The set’s dynamics don’t drop once and see members of the crowd clambering over each other even during some of the set’s slower tracks. A personal highlight is definitely ‘Step Up The Morphine’ which only extended the passion of this audience to terrific levels as arms can be seen flailing and boots in the air, despite the track’s melancholic themes and vibe. This is one of DMA’s specialties: their ability to create an upbeat vibe whilst speaking about some incredibly heartfelt or sobering themes is truly mesmerising. Whether it be discussing heartbreak or adolescent nostalgia, it seems that they have truly mastered their art.

As the set comes to a closure tonight, few will be coming away from tonight’s show feeling disappointed.
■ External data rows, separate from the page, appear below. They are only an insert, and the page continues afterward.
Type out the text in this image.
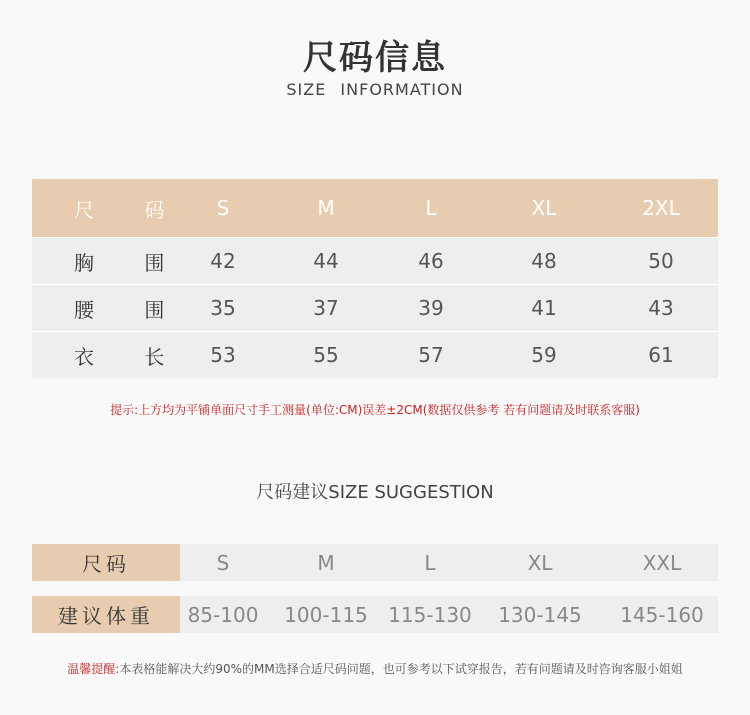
尺码信息
SIZE INFORMATION
尺 码	S	M	L	XL	2XL
胸 围	42	44	46	48	50
腰 围	35	37	39	41	43
衣 长	53	55	57	59	61
提示:上方均为平铺单面尺寸手工测量(单位:CM)误差±2CM(数据仅供参考 若有问题请及时联系客服)
尺码建议SIZE SUGGESTION
尺码	S	M	L	XL	XXL
建议体重	85-100	100-115	115-130	130-145	145-160
温馨提醒:本表格能解决大约90%的MM选择合适尺码问题，也可参考以下试穿报告，若有问题请及时咨询客服小姐姐
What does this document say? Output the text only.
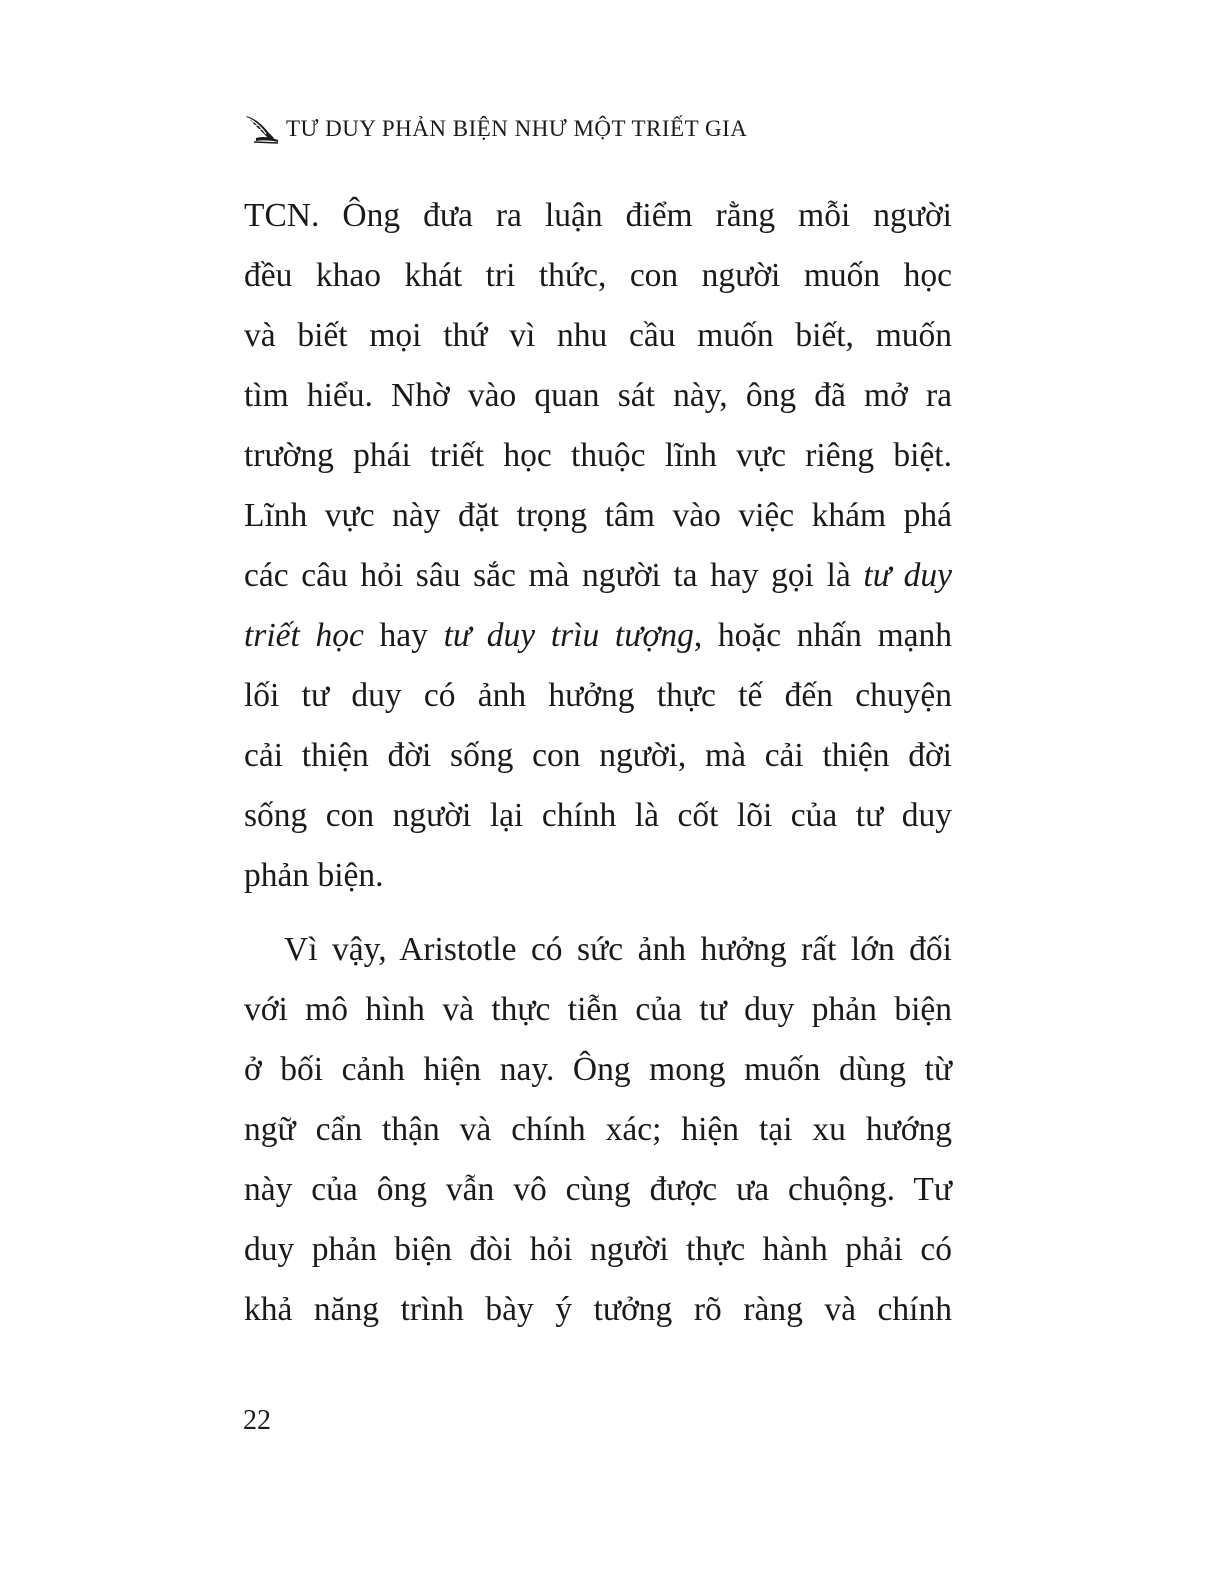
TƯ DUY PHẢN BIỆN NHƯ MỘT TRIẾT GIA
TCN. Ông đưa ra luận điểm rằng mỗi người
đều khao khát tri thức, con người muốn học
và biết mọi thứ vì nhu cầu muốn biết, muốn
tìm hiểu. Nhờ vào quan sát này, ông đã mở ra
trường phái triết học thuộc lĩnh vực riêng biệt.
Lĩnh vực này đặt trọng tâm vào việc khám phá
các câu hỏi sâu sắc mà người ta hay gọi là tư duy
triết học hay tư duy trìu tượng, hoặc nhấn mạnh
lối tư duy có ảnh hưởng thực tế đến chuyện
cải thiện đời sống con người, mà cải thiện đời
sống con người lại chính là cốt lõi của tư duy
phản biện.
Vì vậy, Aristotle có sức ảnh hưởng rất lớn đối
với mô hình và thực tiễn của tư duy phản biện
ở bối cảnh hiện nay. Ông mong muốn dùng từ
ngữ cẩn thận và chính xác; hiện tại xu hướng
này của ông vẫn vô cùng được ưa chuộng. Tư
duy phản biện đòi hỏi người thực hành phải có
khả năng trình bày ý tưởng rõ ràng và chính
22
The evening ends with a three-piece encore which allows the band one final chance to bring it all, where they more than step up to the challenge, bringing out ‘Play It Out’, ‘In The Moment’ and, of course, the simply titanic ‘Lay Down’, sending the whole room into shivers of pure anarchistic energy. The track’s summery licks have more than fulfilled audience expectation and could not have been a more perfect way to end the evening.

DMA’s are continuously proving that they have developed a sound which is truly something special. Too often do indie groups fall into monotonous tones which never really go anywhere, DMA’s music however is the perfect blend of harsh grittiness and smooth summer sailing which you can’t help but relish in. The band should be incredibly proud of their performance tonight and should take away the fact that if they can make it a literal half the world away, there is no stopping their quest for world domination.